The answer is not easy. Making money requires Flair, instinct, insight or whatever you like to call it, but the qualities that go to make a business man are grotesquely unlike those which make a statesman; and, when you have pretensions to both, the result is the present comedy and confusion.
I write as the daughter of a business man and the wife of a politician and I know what I am talking about, but, in case Mr. Bonar Law—a pathetic believer in the “business man”—should honour me by reading these pages and still cling to his illusions on the subject, I refer him to the figures published in the Government White Book of 1919.
Intellectual men seldom make fortunes and business men are seldom intellectual.
My father was educated in Liverpool and worked in a night school; he was a good linguist, which he would never have been had he had the misfortune to be educated in any of our great public schools.
I remember some one telling me how my grandfather had said that he could not understand any man of sense bringing his son up as a gentleman. In those days as in these, gentlemen were found and not made, but the expression “bringing a man up as a gentleman” meant bringing him up to be idle.
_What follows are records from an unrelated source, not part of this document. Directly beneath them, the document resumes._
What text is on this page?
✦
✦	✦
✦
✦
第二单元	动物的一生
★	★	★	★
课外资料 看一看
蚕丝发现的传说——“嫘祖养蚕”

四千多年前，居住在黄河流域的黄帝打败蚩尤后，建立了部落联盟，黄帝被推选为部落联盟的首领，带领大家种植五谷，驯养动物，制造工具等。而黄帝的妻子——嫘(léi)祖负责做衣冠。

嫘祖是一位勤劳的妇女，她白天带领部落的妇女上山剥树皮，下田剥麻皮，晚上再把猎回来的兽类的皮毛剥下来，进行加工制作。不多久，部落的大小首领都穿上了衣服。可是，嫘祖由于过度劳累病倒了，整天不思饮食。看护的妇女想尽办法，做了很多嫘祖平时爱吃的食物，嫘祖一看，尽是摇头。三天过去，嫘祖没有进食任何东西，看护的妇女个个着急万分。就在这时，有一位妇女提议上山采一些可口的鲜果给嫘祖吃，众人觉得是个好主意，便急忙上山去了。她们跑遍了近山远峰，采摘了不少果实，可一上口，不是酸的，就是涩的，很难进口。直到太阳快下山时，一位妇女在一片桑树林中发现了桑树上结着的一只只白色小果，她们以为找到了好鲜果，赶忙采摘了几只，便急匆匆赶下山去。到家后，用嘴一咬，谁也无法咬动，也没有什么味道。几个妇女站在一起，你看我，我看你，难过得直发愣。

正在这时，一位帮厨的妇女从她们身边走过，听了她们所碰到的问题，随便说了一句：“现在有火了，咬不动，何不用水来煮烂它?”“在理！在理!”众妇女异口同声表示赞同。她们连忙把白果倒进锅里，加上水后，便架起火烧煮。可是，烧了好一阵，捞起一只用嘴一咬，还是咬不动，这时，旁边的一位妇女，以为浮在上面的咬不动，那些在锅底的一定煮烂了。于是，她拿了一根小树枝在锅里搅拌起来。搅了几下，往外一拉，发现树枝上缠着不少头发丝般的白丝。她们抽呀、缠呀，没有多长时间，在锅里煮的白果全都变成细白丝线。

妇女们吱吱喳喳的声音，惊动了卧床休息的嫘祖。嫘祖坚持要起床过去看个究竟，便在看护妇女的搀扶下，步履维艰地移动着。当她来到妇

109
When my father gambled in the City, he took risks with his own rather than other people’s money. I heard him say to a South African millionaire:
“You did not make your money out of mines, but out of mugs like me, my dear fellow!”
A whole chapter might be devoted to stories about his adventures in speculation, but I will give only one. As a young man he was put by my grandfather into a firm in Liverpool and made L30,000 on the French Bourse before he was twenty-four. On hearing of this, his father wrote and apologised to the head of the firm, saying he was willing to withdraw his son Charles if he had in any way shocked them by risking a loss which he could never have paid. The answer was a request that the said “son Charles” should become a partner in the firm.
Born a little quicker, more punctual and more alive than other people, he suffered fools not at all. He could not modify himself in any way; he was the same man in his nursery, his school and his office, the same man in church, club, city or suburbs.